2. U.S. franchise laws and regulations vary from those outside the U.S. There is a federal franchise law that governs all of the United States and mandates a franchise disclosure document (FDD), but no filing or registration requirement. And there are state franchise laws, of which 14 states require that the franchisor comply with state disclosure and registration requirements. In addition, there are 25 states with business relationship statutes that may have additional state filing/notice requirements, especially if you do not own a trademark registration (federal or state). Federal and state laws each allow for exemptions from their respective disclosure requirements and, in some states, the mandated registration requirements. The exemptions vary, but there are exemptions (subject to nuances in state law as well as the possibility of filing requirements in some cases) for large franchisees that meet a minimum net worth level; large transactions that meet a minimum dollar threshold; isolated franchise sales (e.g., less than two franchises in New York); and “fractional franchise” sales where a prospective franchisee has a minimum level of experience in the same type of business as the franchisor and the new business will account for less than a certain percentage of the prospective franchisee’s first year of gross sales.

3. Regarding trademarks, it is crucial to first select a strong trademark to serve as the franchise brand so you can distinguish your franchise from your competitors and give consumers a way to remember and recognize you. Prior to operating your franchise in the U.S., one should clear their selected franchise mark to make sure that it can be safely adopted, used, and registered in the U.S. Words, names, logos, music, sounds, smells, characters, packaging, and trade dress make up several of trademark forms available for protection in the U.S. But before you heavily invest in your franchise brand in the U.S. -- a large marketplace hosting many different cultures, languages, and customs -- take the time to consult with marketing/industry professionals to make sure your franchise and brand fit in the marketplace; consider opening pop-up stores to test the market and consumers for acceptance of your brand, product or service. Once selected and cleared, a trademark(s) should be registered in the United State Patent and Trademark Office (USPTO).
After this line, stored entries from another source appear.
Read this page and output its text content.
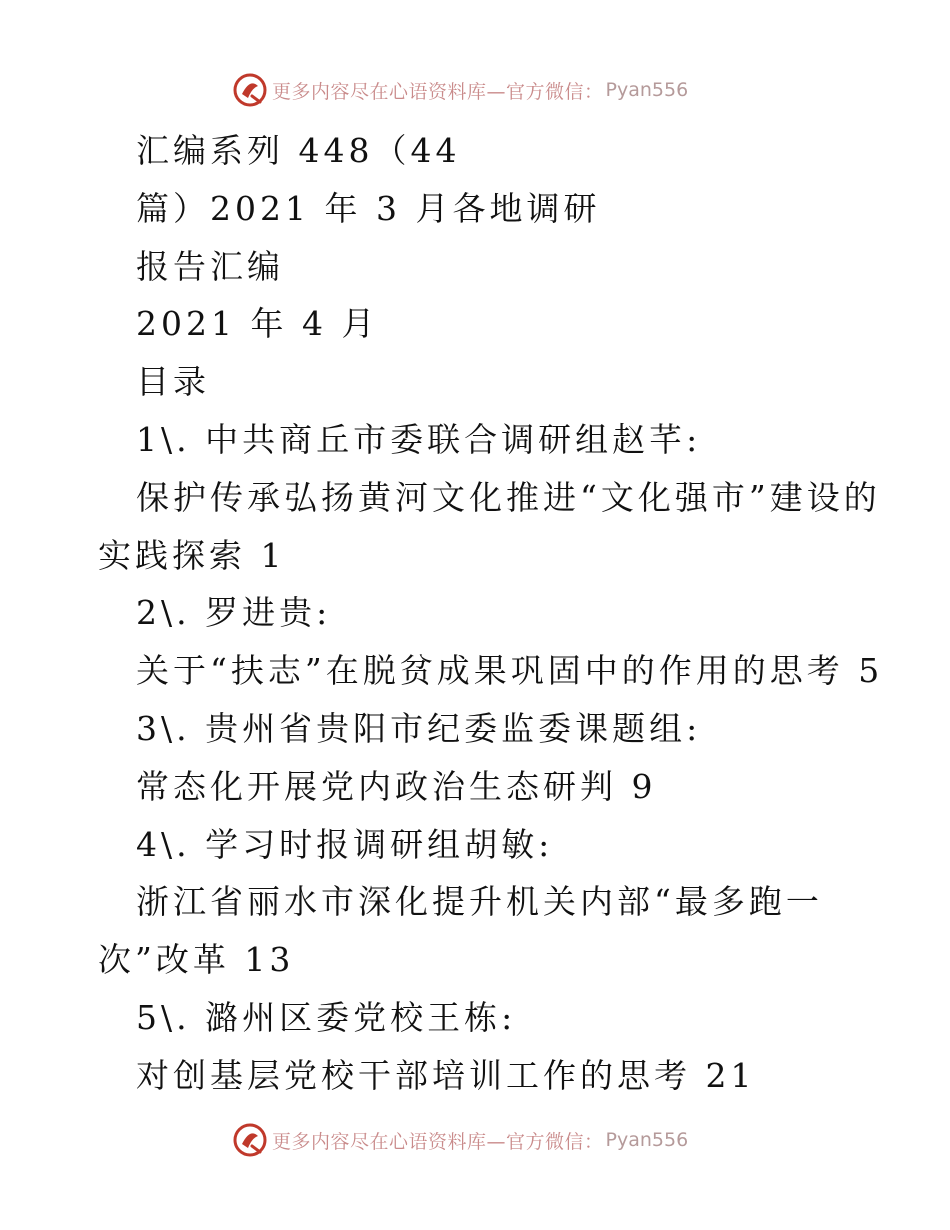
更多内容尽在心语资料库—官方微信： Pyan556
汇编系列 448（44
篇）2021 年 3 月各地调研
报告汇编
2021 年 4 月
目录
1\. 中共商丘市委联合调研组赵芊:
保护传承弘扬黄河文化推进“文化强市”建设的
实践探索 1
2\. 罗进贵:
关于“扶志”在脱贫成果巩固中的作用的思考 5
3\. 贵州省贵阳市纪委监委课题组:
常态化开展党内政治生态研判 9
4\. 学习时报调研组胡敏:
浙江省丽水市深化提升机关内部“最多跑一
次”改革 13
5\. 潞州区委党校王栋:
对创基层党校干部培训工作的思考 21
更多内容尽在心语资料库—官方微信： Pyan556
4. Trademarks are a crucial franchise asset. But franchisors would be remiss if they ignored their copyrights, trade secrets and patents. Copyright protects any form of original expression found in many franchise assets such as, menus, advertising, graphic design, photos, architectural designs, software applications, operations annuals, and training materials. While registration is not required for copyright protection in the U.S., if you want to bring lawsuit for copyright infringement, you must first file for and obtain a copyright registration from the U.S. Copyright Office. If you timely file for a copyright within three months of its publication, you are entitled to seek statutory damages and attorney fees if you prevail in your infringement action. Trade secrets are another device for franchisors to use to protect much of which is covered by a patent or a copyright – but to own a trade secret a franchisor, and its franchisees/employees must define the trade secrets and maintain and keep them, and all related information, secret. Trade secrets are not registered but can be protected under federal law and some state laws. While not a frequently used asset, patents protect novel inventions for mechanical and electrical products and processes that your franchise may develop or use; and design patents protect the ornamental appearance of original product designs or packaging/signage used in your franchise business. Applications for any patent are filed in the USPTO. Be advised that all intellectual property licensed to the franchisee must be disclosed in Item 13 and Item 14 of the FDD.

5. Outside of intellectual property, franchisors should be prepared for other laws that may impact their business in the U.S. There are federal laws like antitrust laws (Sherman Act/ Clayton Act), and the Federal Trade Commission Act that regulate and require fair competition/truthful advertising and render invalid any business activity that serves as a restraint on trade. Many states have franchise relationship laws, as well as state unfair competition acts and state antitrust laws, as well as laws that regulate pricing, noncompetition, and non-solicitation arrangements. Other federal and state laws governing employment/labor relationships and privacy/data security also need to be assessed so you can structure your franchise to operate in compliance with such laws.